Last night, probably between 21:00 and 22:00 CET, the nanosatellite Delfi-C3 reached the end of its life at the age of 15. The Delfi-C3, the first satellite built by students, burned up in the atmosphere. In 2006, the small satellite was built by scientists from TU Delft, along with a group of about 60 students. It was launched from India in 2008. Since then, it has orbited the Earth more than 85,000 times, traveling approximately 3.7 billion kilometers.
This was much more than expected. In fact, its initial life expectancy was only about 3 months. That it lasted so long provided a lot of interesting information for scientists. Delfi-C3 tested, among other things, a type of solar cell that was new at the time of launch, ’the thin-film solar cells,’ says Stefano Speretta. It also carried a TNO sensor onboard that calculates its position relative to the sun.
But its long lifespan did not make things easy for the scientists. Speretta says, ’To communicate with Delfi-C3, we used an outdated communication system that are no longer available. If something broke, I had to build everything myself. Moreover, the radio signals were getting weaker. I am both sad and relieved.’
Yet all this was more than worth the effort. ’The project has been a major boost for modern space travel in the Netherlands and for our competitive position in the world,’ explains Chris Verhoeven. ’Students got a taste for it and started aerospace companies. In 2026, we want to bring an unmanned explorer to the moon. Thanks to Delfi-C3, we dare to say that we can do it.’
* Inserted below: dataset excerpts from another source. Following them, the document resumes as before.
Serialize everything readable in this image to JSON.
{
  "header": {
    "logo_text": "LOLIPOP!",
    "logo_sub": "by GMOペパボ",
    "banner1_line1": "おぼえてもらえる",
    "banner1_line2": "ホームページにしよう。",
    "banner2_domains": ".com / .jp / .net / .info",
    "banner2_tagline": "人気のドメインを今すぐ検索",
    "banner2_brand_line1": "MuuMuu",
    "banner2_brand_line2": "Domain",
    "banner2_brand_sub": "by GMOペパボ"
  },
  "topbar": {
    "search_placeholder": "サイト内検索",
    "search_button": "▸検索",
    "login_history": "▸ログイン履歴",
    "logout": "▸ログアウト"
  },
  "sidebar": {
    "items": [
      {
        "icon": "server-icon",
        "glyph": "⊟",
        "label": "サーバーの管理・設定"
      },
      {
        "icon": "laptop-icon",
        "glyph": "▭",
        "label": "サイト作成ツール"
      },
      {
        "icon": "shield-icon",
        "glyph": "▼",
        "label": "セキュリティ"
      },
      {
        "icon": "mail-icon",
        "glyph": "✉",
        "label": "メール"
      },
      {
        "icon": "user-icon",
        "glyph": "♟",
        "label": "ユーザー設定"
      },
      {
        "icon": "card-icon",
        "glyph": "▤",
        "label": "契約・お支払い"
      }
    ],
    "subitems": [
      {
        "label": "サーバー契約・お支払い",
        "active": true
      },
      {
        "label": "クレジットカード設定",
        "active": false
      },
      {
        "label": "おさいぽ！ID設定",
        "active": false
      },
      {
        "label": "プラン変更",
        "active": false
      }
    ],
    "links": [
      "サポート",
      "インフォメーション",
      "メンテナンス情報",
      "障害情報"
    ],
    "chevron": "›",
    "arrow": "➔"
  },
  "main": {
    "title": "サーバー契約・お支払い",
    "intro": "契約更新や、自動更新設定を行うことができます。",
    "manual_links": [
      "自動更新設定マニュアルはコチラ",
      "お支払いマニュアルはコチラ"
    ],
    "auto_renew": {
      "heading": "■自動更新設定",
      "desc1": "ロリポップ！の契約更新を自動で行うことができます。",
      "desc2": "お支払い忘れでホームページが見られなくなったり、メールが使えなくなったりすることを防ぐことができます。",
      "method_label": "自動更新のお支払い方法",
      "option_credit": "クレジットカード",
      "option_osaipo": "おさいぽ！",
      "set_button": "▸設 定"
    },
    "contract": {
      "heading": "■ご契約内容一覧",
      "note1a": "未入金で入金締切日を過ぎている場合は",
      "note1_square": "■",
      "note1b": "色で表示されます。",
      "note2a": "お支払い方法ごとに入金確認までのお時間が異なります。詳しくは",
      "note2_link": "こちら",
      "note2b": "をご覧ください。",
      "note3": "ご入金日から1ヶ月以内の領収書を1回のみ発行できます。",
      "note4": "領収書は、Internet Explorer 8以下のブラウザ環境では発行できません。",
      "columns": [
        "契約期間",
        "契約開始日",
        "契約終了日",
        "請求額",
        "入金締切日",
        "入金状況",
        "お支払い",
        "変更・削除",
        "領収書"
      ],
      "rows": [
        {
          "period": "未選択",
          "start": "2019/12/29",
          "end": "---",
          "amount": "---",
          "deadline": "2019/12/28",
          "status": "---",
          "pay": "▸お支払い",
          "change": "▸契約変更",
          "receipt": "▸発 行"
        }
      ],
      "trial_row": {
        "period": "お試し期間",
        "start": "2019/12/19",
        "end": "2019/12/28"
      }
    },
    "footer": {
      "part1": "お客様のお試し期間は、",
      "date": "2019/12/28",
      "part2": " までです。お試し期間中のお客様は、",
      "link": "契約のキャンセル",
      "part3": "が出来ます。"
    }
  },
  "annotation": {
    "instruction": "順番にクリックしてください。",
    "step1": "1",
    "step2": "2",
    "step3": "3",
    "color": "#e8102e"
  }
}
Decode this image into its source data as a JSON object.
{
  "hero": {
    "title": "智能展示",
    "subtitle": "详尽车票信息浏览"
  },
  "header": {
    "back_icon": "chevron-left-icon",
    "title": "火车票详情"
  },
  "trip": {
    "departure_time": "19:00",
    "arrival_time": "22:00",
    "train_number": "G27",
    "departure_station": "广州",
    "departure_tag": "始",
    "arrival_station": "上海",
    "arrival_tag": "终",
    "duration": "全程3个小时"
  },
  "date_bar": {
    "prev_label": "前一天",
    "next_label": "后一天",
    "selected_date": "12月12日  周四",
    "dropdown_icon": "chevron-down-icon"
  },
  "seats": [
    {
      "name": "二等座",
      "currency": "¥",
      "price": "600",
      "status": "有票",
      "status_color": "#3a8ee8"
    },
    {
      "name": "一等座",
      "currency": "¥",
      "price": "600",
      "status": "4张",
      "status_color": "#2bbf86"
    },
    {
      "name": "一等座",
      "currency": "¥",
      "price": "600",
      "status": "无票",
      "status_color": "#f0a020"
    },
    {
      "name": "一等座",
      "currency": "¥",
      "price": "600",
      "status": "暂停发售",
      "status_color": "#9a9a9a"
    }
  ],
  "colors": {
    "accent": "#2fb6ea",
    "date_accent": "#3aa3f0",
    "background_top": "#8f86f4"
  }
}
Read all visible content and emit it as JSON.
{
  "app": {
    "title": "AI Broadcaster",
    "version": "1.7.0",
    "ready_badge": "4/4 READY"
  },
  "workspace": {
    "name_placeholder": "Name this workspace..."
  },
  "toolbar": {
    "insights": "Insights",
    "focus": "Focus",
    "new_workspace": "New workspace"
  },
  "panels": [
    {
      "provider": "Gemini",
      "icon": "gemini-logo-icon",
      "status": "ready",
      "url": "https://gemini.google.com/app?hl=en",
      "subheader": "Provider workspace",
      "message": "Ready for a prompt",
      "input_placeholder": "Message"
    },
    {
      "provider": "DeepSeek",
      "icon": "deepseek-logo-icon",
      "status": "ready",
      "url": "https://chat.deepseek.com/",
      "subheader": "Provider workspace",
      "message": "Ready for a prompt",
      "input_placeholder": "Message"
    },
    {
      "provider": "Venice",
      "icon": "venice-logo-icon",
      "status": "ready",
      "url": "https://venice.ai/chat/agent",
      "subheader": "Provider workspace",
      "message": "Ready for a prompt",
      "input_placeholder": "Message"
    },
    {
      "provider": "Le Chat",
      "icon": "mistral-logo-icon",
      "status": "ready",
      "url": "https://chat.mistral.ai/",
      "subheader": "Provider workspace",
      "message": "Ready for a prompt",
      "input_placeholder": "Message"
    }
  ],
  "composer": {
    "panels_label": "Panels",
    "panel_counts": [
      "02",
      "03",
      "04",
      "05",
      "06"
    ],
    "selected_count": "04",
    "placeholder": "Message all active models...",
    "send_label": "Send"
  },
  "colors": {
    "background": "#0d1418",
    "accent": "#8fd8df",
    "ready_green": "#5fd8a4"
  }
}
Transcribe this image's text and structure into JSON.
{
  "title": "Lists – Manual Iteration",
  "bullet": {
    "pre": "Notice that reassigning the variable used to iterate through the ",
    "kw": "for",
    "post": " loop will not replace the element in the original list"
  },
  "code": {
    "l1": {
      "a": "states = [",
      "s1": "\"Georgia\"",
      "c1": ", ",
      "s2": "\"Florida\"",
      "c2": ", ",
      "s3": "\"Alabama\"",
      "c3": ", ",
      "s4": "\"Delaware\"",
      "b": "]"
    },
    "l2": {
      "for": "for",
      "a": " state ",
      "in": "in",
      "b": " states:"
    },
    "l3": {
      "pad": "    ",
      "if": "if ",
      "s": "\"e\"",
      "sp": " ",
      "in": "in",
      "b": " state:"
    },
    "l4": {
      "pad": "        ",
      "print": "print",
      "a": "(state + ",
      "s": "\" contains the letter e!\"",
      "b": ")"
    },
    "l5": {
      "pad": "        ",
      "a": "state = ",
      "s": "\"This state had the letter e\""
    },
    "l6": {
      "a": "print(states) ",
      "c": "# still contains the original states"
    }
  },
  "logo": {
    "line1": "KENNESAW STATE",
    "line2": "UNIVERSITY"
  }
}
And now, the satellite has come to its end. Due to the resistance of the Earth’s atmosphere, the satellite gradually decelerated and descended further over the years. This happens faster and faster, because the lower in the atmosphere, the stronger the air resistance. Last night, the friction became so intense that Delfi-C3 burned up.
Chris Verhoeven: ’I was at the ground station on Friday. There, I heard the satellite live for the last time. I had tears in my eyes.’